Course 01 · Lesson 01

How to Read a Candlestick Chart

~8 min readLesson 01/8Free

Before you can read a trading signal, identify a pattern, or draw a support level, you need to understand the fundamental unit of every chart — the candlestick. A candlestick is not just a visual element. It is a compressed record of every buy and sell decision made by every participant during a specific time period. Reading candlesticks correctly means reading the psychology of the market — who was in control, who lost control, and what the balance of power looks like at the close of each period.

Why Candlestick Charts?

Three chart types are commonly used in forex: line charts, bar charts, and candlestick charts. Line charts plot only the closing price — they lose the open, high, and low, which are essential for understanding how price behaved during the period. Bar charts (also called OHLC charts) show all four price points but are harder to read at speed. Candlestick charts show all four price points in a visually intuitive format that makes patterns immediately recognisable.

Candlestick charts were developed by Japanese rice traders in the 18th century — centuries before Western technical analysis existed. They became the global standard for technical traders because they communicate price information faster than any other chart type.

Anatomy of a Candlestick

Every candlestick has four data points: open, high, low, and close — often abbreviated as OHLC. These four prices tell you everything that happened during that candle's time period.

THE FOUR PRICE POINTS

Open: The price at the start of the period. High: The highest price reached during the period. Low: The lowest price reached during the period. Close: The price at the end of the period. The body = distance between open and close. The upper wick = distance from body top to high. The lower wick = distance from body bottom to low.

The body of the candle is the rectangular portion — the range between the open and close. The wicks (also called shadows) are the thin lines extending above and below the body — representing the high and low prices reached during the period but not sustained at the close.

Bullish vs Bearish Candles

A bullish candle closes higher than it opens — price rose during the period. On most charting platforms, bullish candles are displayed in green or white. A bearish candle closes lower than it opens — price fell during the period. Bearish candles are typically displayed in red or black.

BULLISH CANDLE — EUR/USD H4

Open: 1.0820 High: 1.0880 Low: 1.0810 Close: 1.0865 Body size: 45 pips (close − open) Upper wick: 15 pips (high − close) Lower wick: 10 pips (open − low) Interpretation: Buyers were in control. Price dipped briefly then pushed higher. Strong close near the high — bullish.

What the Wicks Tell You

The wicks of a candlestick are often more informative than the body itself. They reveal price territory that was tested and rejected. A long upper wick means price pushed significantly higher during the period but sellers forced it back down before the close — indicating selling pressure at higher levels. A long lower wick means price pushed significantly lower but buyers stepped in and drove it back up — indicating buying pressure at lower levels.

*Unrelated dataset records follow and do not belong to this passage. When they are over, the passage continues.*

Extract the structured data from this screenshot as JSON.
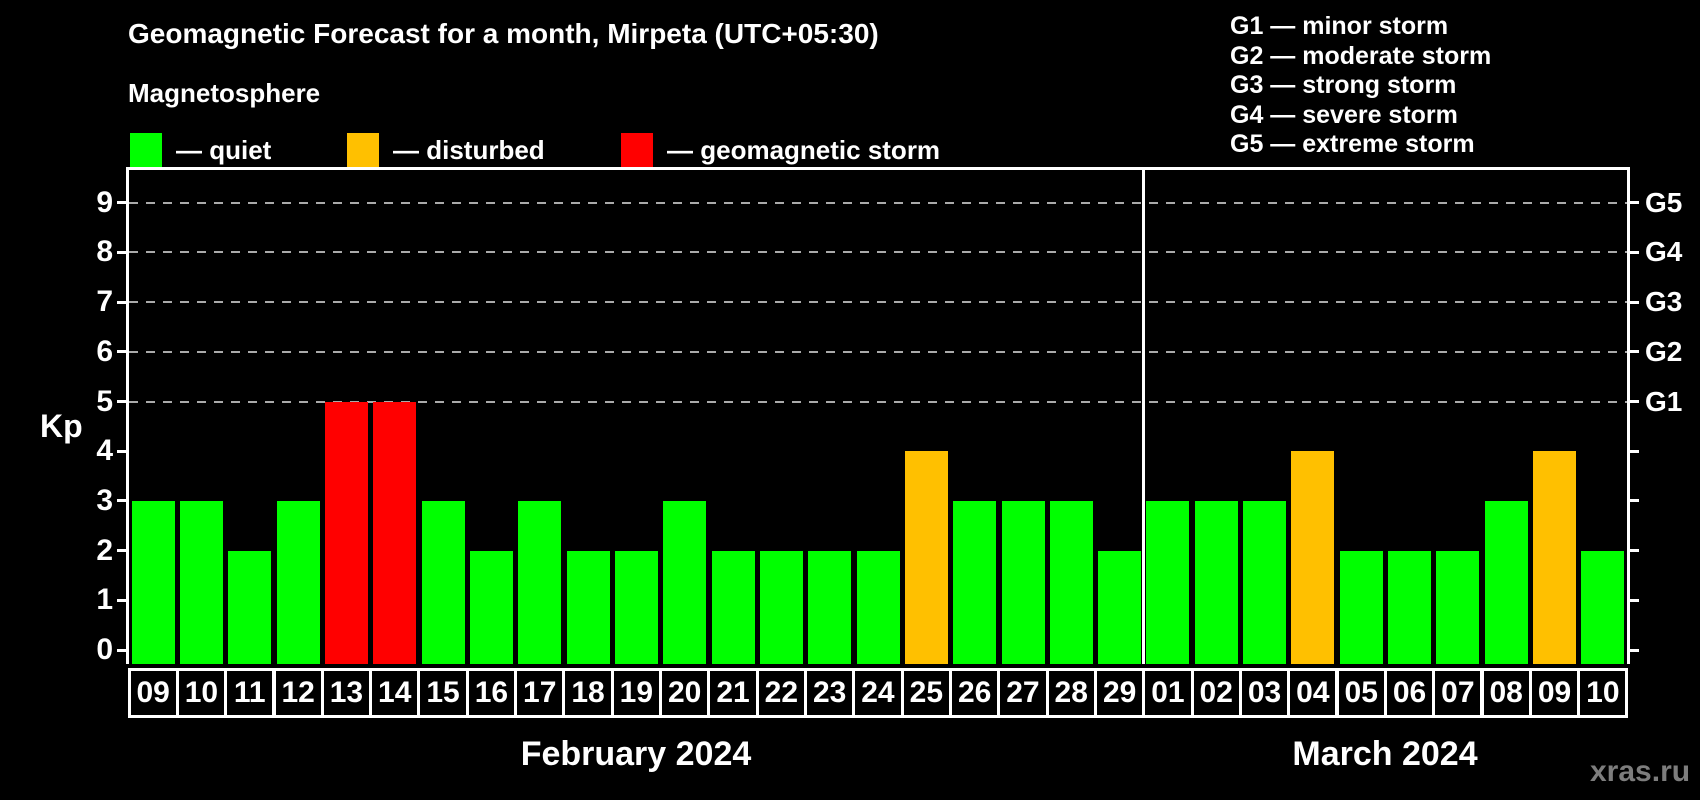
{
  "title": "Geomagnetic Forecast for a month, Mirpeta (UTC+05:30)",
  "subtitle": "Magnetosphere",
  "legend": {
    "items": [
      {
        "label": "— quiet",
        "status": "quiet",
        "color": "#00ff00"
      },
      {
        "label": "— disturbed",
        "status": "disturbed",
        "color": "#ffc000"
      },
      {
        "label": "— geomagnetic storm",
        "status": "storm",
        "color": "#ff0000"
      }
    ]
  },
  "g_legend": [
    "G1 — minor storm",
    "G2 — moderate storm",
    "G3 — strong storm",
    "G4 — severe storm",
    "G5 — extreme storm"
  ],
  "watermark": "xras.ru",
  "colors": {
    "quiet": "#00ff00",
    "disturbed": "#ffc000",
    "storm": "#ff0000",
    "grid": "#aaaaaa",
    "axis": "#ffffff",
    "watermark": "#7d7d7d"
  },
  "chart_data": {
    "type": "bar",
    "ylabel": "Kp",
    "ylim": [
      0,
      9
    ],
    "yticks": [
      0,
      1,
      2,
      3,
      4,
      5,
      6,
      7,
      8,
      9
    ],
    "gridlines_at": [
      5,
      6,
      7,
      8,
      9
    ],
    "grid": true,
    "right_axis_labels": [
      {
        "kp": 5,
        "label": "G1"
      },
      {
        "kp": 6,
        "label": "G2"
      },
      {
        "kp": 7,
        "label": "G3"
      },
      {
        "kp": 8,
        "label": "G4"
      },
      {
        "kp": 9,
        "label": "G5"
      }
    ],
    "months": [
      {
        "label": "February 2024",
        "days": [
          {
            "day": "09",
            "kp": 3,
            "status": "quiet"
          },
          {
            "day": "10",
            "kp": 3,
            "status": "quiet"
          },
          {
            "day": "11",
            "kp": 2,
            "status": "quiet"
          },
          {
            "day": "12",
            "kp": 3,
            "status": "quiet"
          },
          {
            "day": "13",
            "kp": 5,
            "status": "storm"
          },
          {
            "day": "14",
            "kp": 5,
            "status": "storm"
          },
          {
            "day": "15",
            "kp": 3,
            "status": "quiet"
          },
          {
            "day": "16",
            "kp": 2,
            "status": "quiet"
          },
          {
            "day": "17",
            "kp": 3,
            "status": "quiet"
          },
          {
            "day": "18",
            "kp": 2,
            "status": "quiet"
          },
          {
            "day": "19",
            "kp": 2,
            "status": "quiet"
          },
          {
            "day": "20",
            "kp": 3,
            "status": "quiet"
          },
          {
            "day": "21",
            "kp": 2,
            "status": "quiet"
          },
          {
            "day": "22",
            "kp": 2,
            "status": "quiet"
          },
          {
            "day": "23",
            "kp": 2,
            "status": "quiet"
          },
          {
            "day": "24",
            "kp": 2,
            "status": "quiet"
          },
          {
            "day": "25",
            "kp": 4,
            "status": "disturbed"
          },
          {
            "day": "26",
            "kp": 3,
            "status": "quiet"
          },
          {
            "day": "27",
            "kp": 3,
            "status": "quiet"
          },
          {
            "day": "28",
            "kp": 3,
            "status": "quiet"
          },
          {
            "day": "29",
            "kp": 2,
            "status": "quiet"
          }
        ]
      },
      {
        "label": "March 2024",
        "days": [
          {
            "day": "01",
            "kp": 3,
            "status": "quiet"
          },
          {
            "day": "02",
            "kp": 3,
            "status": "quiet"
          },
          {
            "day": "03",
            "kp": 3,
            "status": "quiet"
          },
          {
            "day": "04",
            "kp": 4,
            "status": "disturbed"
          },
          {
            "day": "05",
            "kp": 2,
            "status": "quiet"
          },
          {
            "day": "06",
            "kp": 2,
            "status": "quiet"
          },
          {
            "day": "07",
            "kp": 2,
            "status": "quiet"
          },
          {
            "day": "08",
            "kp": 3,
            "status": "quiet"
          },
          {
            "day": "09",
            "kp": 4,
            "status": "disturbed"
          },
          {
            "day": "10",
            "kp": 2,
            "status": "quiet"
          }
        ]
      }
    ]
  }
}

A candle with a very small body and long wicks in both directions is called a doji — it signals indecision, where neither buyers nor sellers won clear control during the period. Doji candles are particularly significant when they appear at key support or resistance levels and after a sustained trend.

Reading Multiple Candles Together

A single candle tells you what happened in one period. A sequence of candles tells you a story. Ten consecutive bullish candles with small wicks and large bodies tell you buyers are firmly in control and momentum is strong. Three large bullish candles followed by a doji at resistance tells you momentum may be exhausting and a reversal is possible.

This is the foundation of all candlestick pattern analysis — which you will study in detail in the next two lessons. The key practice at this stage is to look at any chart and immediately read the story the recent candles are telling. Who was in control? Where did the wicks form? Is the body getting larger or smaller? Is the close near the high or near the low? These questions, answered consistently, give you a real-time read on market sentiment before you apply any indicator or pattern.

KEY TAKEAWAYS
A candlestick shows four prices — open, high, low, close — in a single visual element.
Bullish candles close above the open. Bearish candles close below the open.
Long wicks indicate price rejection — an area was tested but not sustained.
Doji candles with small bodies signal indecision between buyers and sellers.
Reading sequences of candles tells a story about momentum and control that no single indicator can replicate.